As histórias de Penedo
Da mesma forma que o batismo da cidade, a história de seu povoamento também tem mais de uma versão. Pouco se sabe sobre os habitantes locais, mas possivelmente eram Caetés, como os habitantes de outros pontos do São Francisco, que chamavam o rio de Opara, ou Rio-Mar, por causa de sua imensidão. Quanto aos portugueses, há duas versões defendidas por historiadores alagoanos. A mais aceita, diz que foi Duarte Coelho de Albuquerque, herdeiro da capitania de Penambuco, quem primeiro chegou ali em 1560. Uma corrente menor acredita que a povoação tenha sido iniciada por seu pai, Duarte Coelho Pereira, o primeiro donatário da capitania.
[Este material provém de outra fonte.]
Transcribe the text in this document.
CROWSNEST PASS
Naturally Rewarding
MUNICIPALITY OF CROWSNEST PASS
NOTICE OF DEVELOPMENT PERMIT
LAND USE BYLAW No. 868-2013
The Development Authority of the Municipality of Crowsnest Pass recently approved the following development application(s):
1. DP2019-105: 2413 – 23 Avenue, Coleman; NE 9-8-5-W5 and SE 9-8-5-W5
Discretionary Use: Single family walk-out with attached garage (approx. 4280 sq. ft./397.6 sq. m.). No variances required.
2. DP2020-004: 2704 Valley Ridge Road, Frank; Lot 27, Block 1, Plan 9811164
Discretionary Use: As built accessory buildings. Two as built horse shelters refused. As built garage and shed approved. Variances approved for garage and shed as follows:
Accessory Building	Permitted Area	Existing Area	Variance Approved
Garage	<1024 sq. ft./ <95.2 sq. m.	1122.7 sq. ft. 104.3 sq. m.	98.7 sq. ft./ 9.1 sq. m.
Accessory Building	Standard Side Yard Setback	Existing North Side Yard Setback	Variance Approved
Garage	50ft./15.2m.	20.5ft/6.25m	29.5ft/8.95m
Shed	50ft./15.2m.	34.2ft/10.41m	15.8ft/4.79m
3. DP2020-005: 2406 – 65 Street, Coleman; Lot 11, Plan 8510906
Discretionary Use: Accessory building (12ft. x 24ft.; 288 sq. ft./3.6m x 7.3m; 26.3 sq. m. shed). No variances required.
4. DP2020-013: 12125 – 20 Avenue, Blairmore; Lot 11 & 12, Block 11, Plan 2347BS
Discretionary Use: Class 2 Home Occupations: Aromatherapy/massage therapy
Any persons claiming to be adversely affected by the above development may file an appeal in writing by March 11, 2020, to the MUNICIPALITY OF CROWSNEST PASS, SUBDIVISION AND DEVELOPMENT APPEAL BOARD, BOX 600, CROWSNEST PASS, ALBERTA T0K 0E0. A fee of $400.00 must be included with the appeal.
Seja qual for a versão correta, todos parecem concordar que o povoado teve sua fundação oficial em 1613 e só foi elevado a vila em 1936, com o nome de Vila do Penedo do Rio São Francisco. Mas a conquista durou pouco. No ano seguinte, os holandeses ocuparam a vila e permaneceram ali por oito anos até serem expulsos com a ajuda de tropas baianas. Os franceses já haviam estado na região, em busca de Pau Brasil, antes mesmo da chegada de Duarte Coelho.
A influência de portugueses, holandeses e franceses ficou gravada especialmente na arquitetura, tombada pelo Iphan, e no gosto pelas artes. Penedo foi uma dos lugares mais florescentes do Nordeste durante o ciclo da cana-de-açúcar e, mesmo antes de ser elevada à categoria de vila, já contava com duas capelas: a de Santo Antônio (1615) e a de Nossa Senhora do Rosário dos Pretos (1634).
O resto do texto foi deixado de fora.